Le Benedictus est un développement du Sanctus. Il s’agit de souligner que :

la gloire du Seigneur, dont sont remplis le ciel et la terre, n’a brillé sur terre de tout son éclat que lorsque le Fils de Dieu est venu à nous dans la chair. C’est pour cette raison que sa venue était saluée à Bethléem du Gloria des anges ; c’est pour la même raison que les foules l’acclamaient à Jérusalem, d’un mot emprunté aux psaumes, comme “Celui qui vient au nom du Seigneur”[43].
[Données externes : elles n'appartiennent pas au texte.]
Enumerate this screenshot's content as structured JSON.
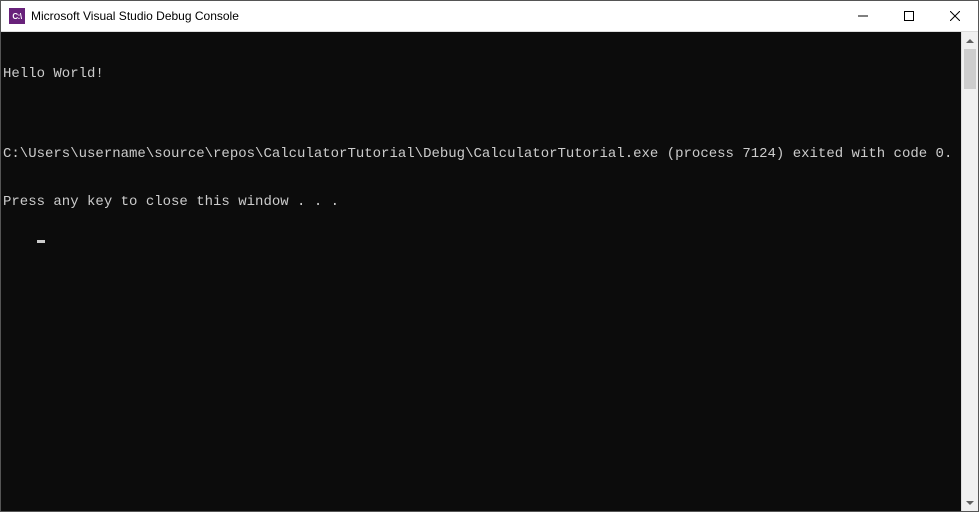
{
  "titlebar": {
    "icon_text": "C:\\",
    "title": "Microsoft Visual Studio Debug Console"
  },
  "console": {
    "lines": [
      "Hello World!",
      "",
      "C:\\Users\\username\\source\\repos\\CalculatorTutorial\\Debug\\CalculatorTutorial.exe (process 7124) exited with code 0.",
      "Press any key to close this window . . ."
    ]
  }
}
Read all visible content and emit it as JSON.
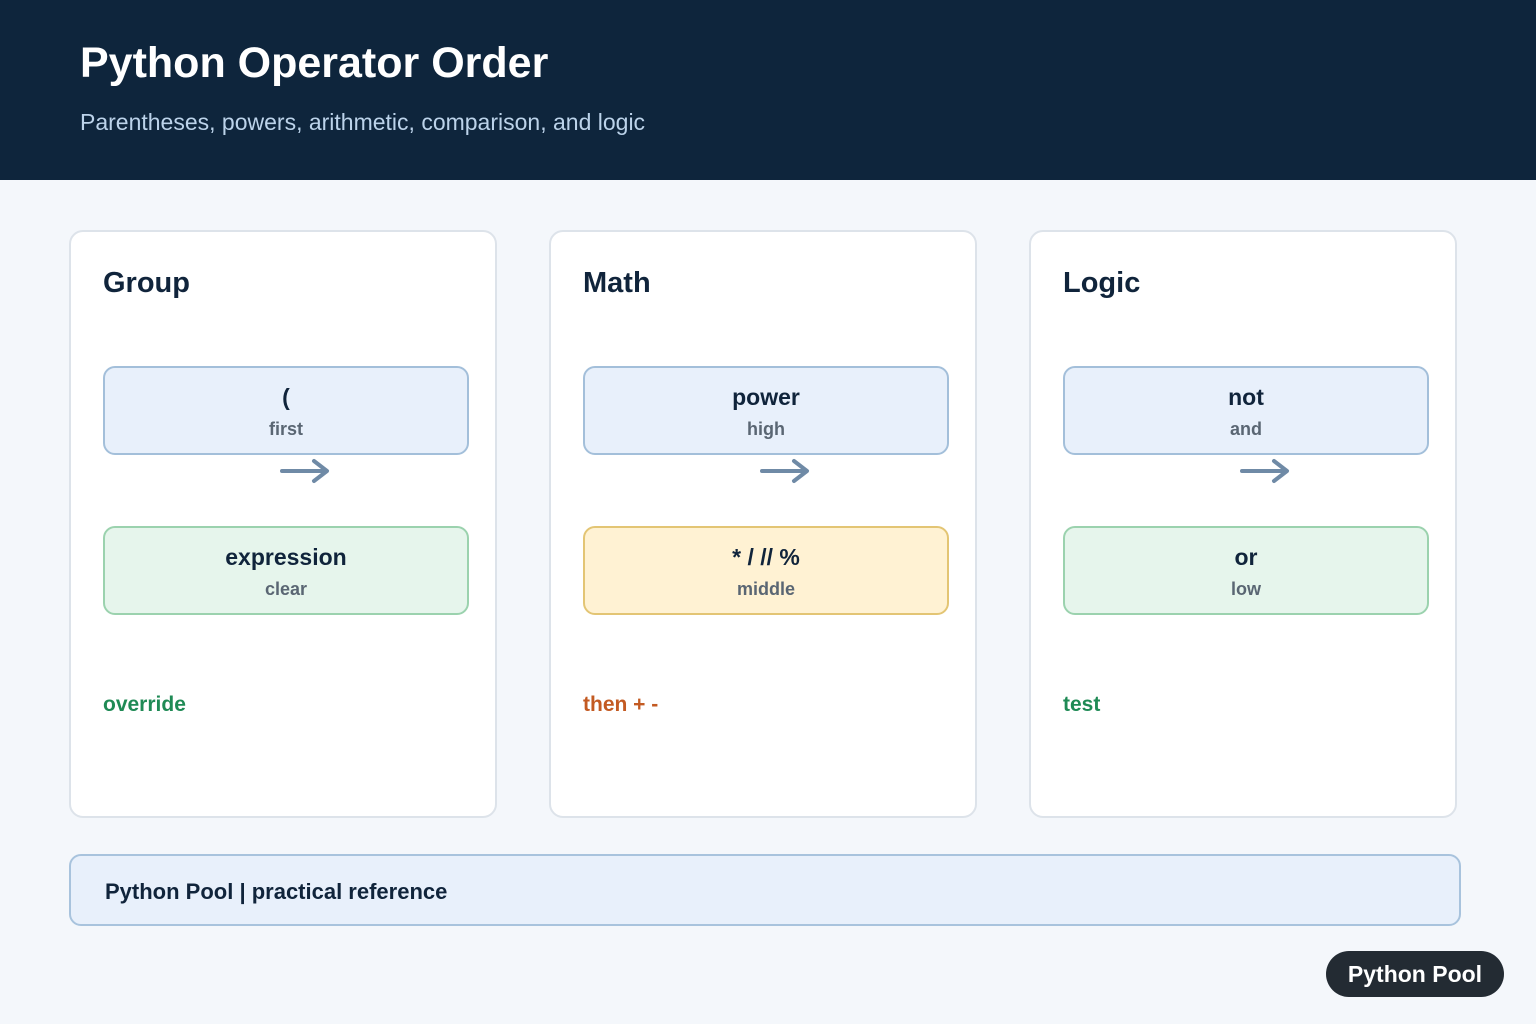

On peut aussi y voir une référence directe à l’action qui se déroule à l’autel, puisque, dans quelques instants, c’est le Fils de Dieu lui-même qui y sera réellement présent sous les apparences du pain et du vin. Bien que cela ne se pratique plus que rarement, il était auparavant d’usage, à la grand’messe, de ne chanter le Benedictus qu’après la consécration, ce qui soulignait cette signification.

Sens de l’acclamation Hosanna

Le Sanctus et le Benedictus sont ponctués de deux acclamations : « Hosanna in excelsis. Hosanna au plus haut des cieux. » Elles sont reprises à la foule accueillant Notre-Seigneur à Jérusalem.

Si Hosanna a pour sens primitif « sauve donc », sur les lèvres de la foule, il prend déjà le sens d’une acclamation – « Salut ! » – et d’une louange :

C’est une louange à Celui qui demeure dans les hauteurs, une louange à Dieu pour sa bénignité ; ainsi est-il dit de ceux qui étaient les témoins d’un miracle de Jésus : ils louaient et bénissaient Dieu[44].

Signe de croix

En disant le Benedictus, le prêtre fait le signe de croix, probablement parce que les paroles qu’il récite alors sont empruntée à l’évangile[45].